Avec huit longs métrages – dont trois présentés en compétition au Festival de Cannes, Tiresia (2003), L’Apollonide – Souvenirs de la maison close (2011) et Saint Laurent (2014) – huit courts métrages, une exposition au Centre Pompidou (« Résonances », 2014), un livre (« Films fantômes »), trois albums et de nombreuses interventions musicales ( il est membre du collectif Laurie Markovitch et compose la musique de tous ses films), Bertrand Bonello est un artiste aussi sulfureux qu’accompli, qui ne cesse de surprendre par sa singularité dans le paysage de la création contemporaine.

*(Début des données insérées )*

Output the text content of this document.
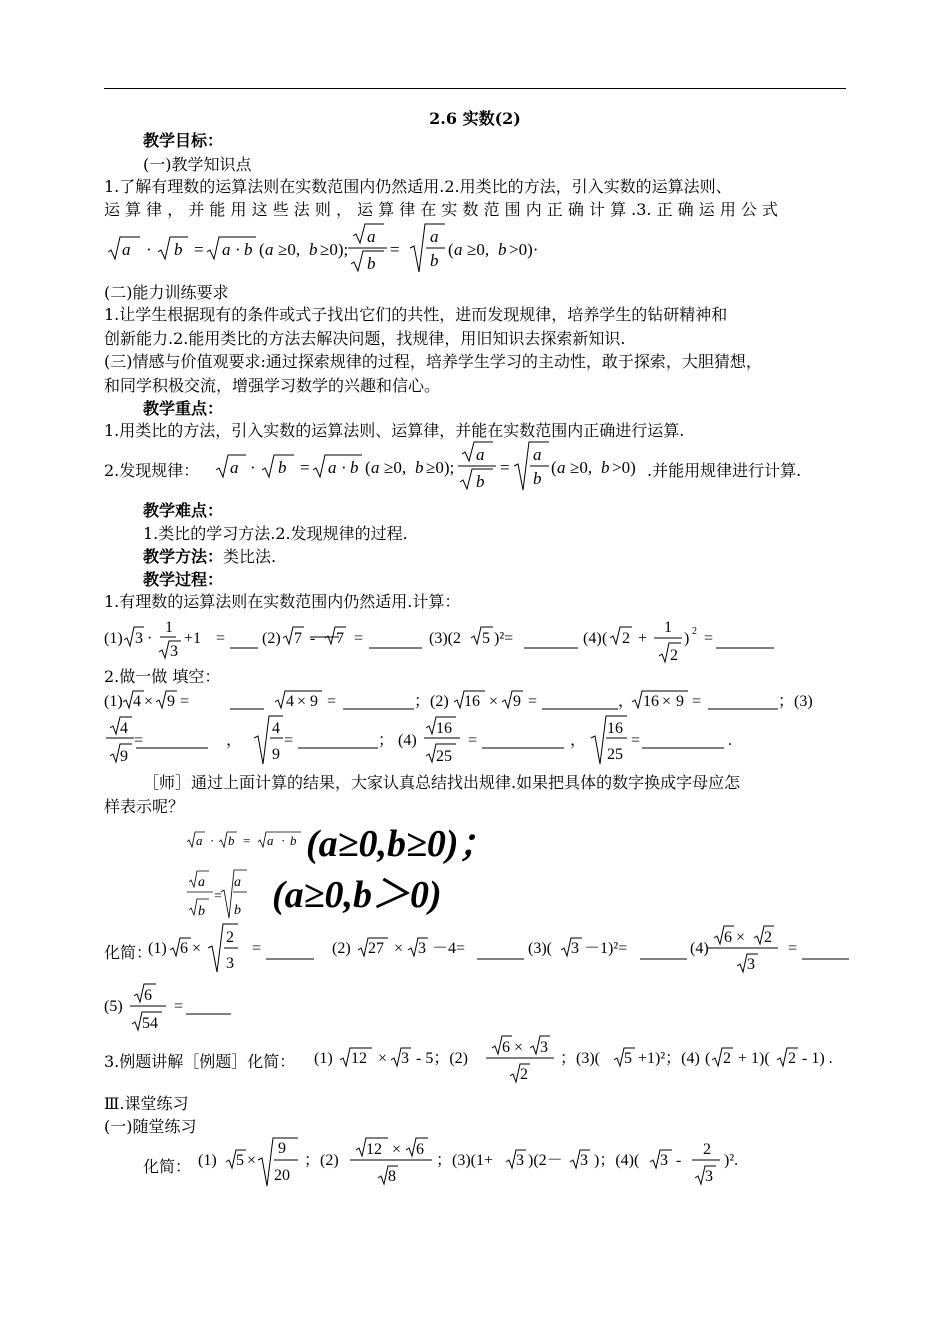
2.6 实数(2)
教学目标：
(一)教学知识点
1.了解有理数的运算法则在实数范围内仍然适用.2.用类比的方法，引入实数的运算法则、
运 算 律 ， 并 能 用 这 些 法 则 ， 运 算 律 在 实 数 范 围 内 正 确 计 算 .3. 正 确 运 用 公 式
a · b = a · b ( a ≥0, b ≥0);
a
b
=
a
b
( a ≥0, b >0)·
(二)能力训练要求
1.让学生根据现有的条件或式子找出它们的共性，进而发现规律，培养学生的钻研精神和
创新能力.2.能用类比的方法去解决问题，找规律，用旧知识去探索新知识.
(三)情感与价值观要求:通过探索规律的过程，培养学生学习的主动性，敢于探索，大胆猜想，
和同学积极交流，增强学习数学的兴趣和信心。
教学重点：
1.用类比的方法，引入实数的运算法则、运算律，并能在实数范围内正确进行运算.
2.发现规律： a · b = a · b ( a ≥0, b ≥0);
a
b
=
a
b
( a ≥0, b >0) .并能用规律进行计算.
教学难点：
1.类比的学习方法.2.发现规律的过程.
教学方法：类比法.
教学过程：
1.有理数的运算法则在实数范围内仍然适用.计算：
(1) 3 ·
1
3
+1 = (2) 7 - 7 =	(3)(2 5 )²=	(4) ( 2 +
1
2
) 2 =
2.做一做 填空：
(1) 4 × 9 =	4 × 9 =	；(2) 16 × 9 =	， 16 × 9 =	；(3)
4
9
=	，
4
9
=	； (4)
16
25
=	，
16
25
=	.
［师］通过上面计算的结果，大家认真总结找出规律.如果把具体的数字换成字母应怎
样表示呢？
a · b = a · b (a≥0,b≥0)；
a
b
=
a
b (a≥0,b＞0)
化简：
(1) 6 ×
2
3
=	(2) 27 × 3 －4=	(3)( 3 －1)²=	(4)
6 × 2
3
=
(5)
6
54
=
3.例题讲解［例题］化简： (1) 12 × 3 - 5；(2)
6 × 3
2
；(3)( 5 +1)²；(4) ( 2 + 1)( 2 - 1) .
Ⅲ.课堂练习
(一)随堂练习
化简： (1) 5 ×
9
20
；(2)
12 × 6
8
；(3)(1+ 3 )(2－ 3 )；(4)( 3 -
2
3
)².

Au cinéma, Bertrand Bonello ensorcelle littéralement les genres qu’il aborde en leur insufflant une liberté toute personnelle, teintée d’onirisme, de sensualité et d’obsessions troubles. C’est à la manière d’un peintre qu’il tisse les motifs récurrents de son œuvre. L’étrangeté qui se dégage dès son premier film intimiste Quelque chose d’organique, se propagera dans toute son œuvre jusqu’au fantastique assumé de son dernier film en date Zombi Child, présenté à la Quinzaine des Réalisateurs en 2019.
Le fantastique irrigue tous ses films dans la quête sensorielle et envoûtante d’une humanité perdue. Le Pornographe (2001), Tiresia (2002), De la Guerre (2007) déjouent les évocations de leur titre pour conduire le spectateur aux frontières du réel, cultivant avec le genre l’attrait du mauvais goût, la présence des fantômes et le retour des morts, la défiguration des corps, l’exploration des sombres inconscients et du désir, les obsessions déviantes, l’amour de Jacques Tourneur et d’Alfred Hitchcock… et musicien oblige, les expériences sonores déroutantes.

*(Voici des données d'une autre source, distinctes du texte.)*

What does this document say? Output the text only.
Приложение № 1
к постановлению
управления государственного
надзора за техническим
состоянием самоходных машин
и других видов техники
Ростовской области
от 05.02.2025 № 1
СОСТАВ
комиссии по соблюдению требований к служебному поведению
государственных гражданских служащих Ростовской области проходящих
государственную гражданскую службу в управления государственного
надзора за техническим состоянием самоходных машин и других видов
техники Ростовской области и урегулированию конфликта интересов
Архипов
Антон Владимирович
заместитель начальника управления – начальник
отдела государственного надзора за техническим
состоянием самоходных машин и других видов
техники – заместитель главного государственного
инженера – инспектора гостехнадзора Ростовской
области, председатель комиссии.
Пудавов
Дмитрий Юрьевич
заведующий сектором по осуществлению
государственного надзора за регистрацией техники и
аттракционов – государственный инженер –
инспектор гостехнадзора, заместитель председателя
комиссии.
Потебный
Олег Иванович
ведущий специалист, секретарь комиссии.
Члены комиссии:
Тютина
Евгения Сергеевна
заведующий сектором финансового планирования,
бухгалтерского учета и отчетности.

Avec L’Apollonide, Bertrand Bonello fait d’un film historique une traversée des apparences, une plongée dans les noirceurs de l’âme et les souffrances du corps ; il fait littéralement muer Nocturama (2016), thriller politique visionnaire ultra stylisé vers l’abstraction du genre, où les personnages évoluent entre mannequins sans visage, décors vides et ultime violence.
Bertrand Bonello dérange la surface des choses et travaille la matière première de ses films comme une étoffe. Son biopic Saint Laurent n’est autre que la poursuite de l’obsession de l’au-delà des apparences où sa mise en scène enchevêtre l’élégance de la haute-couture à sa propre morbide disparition.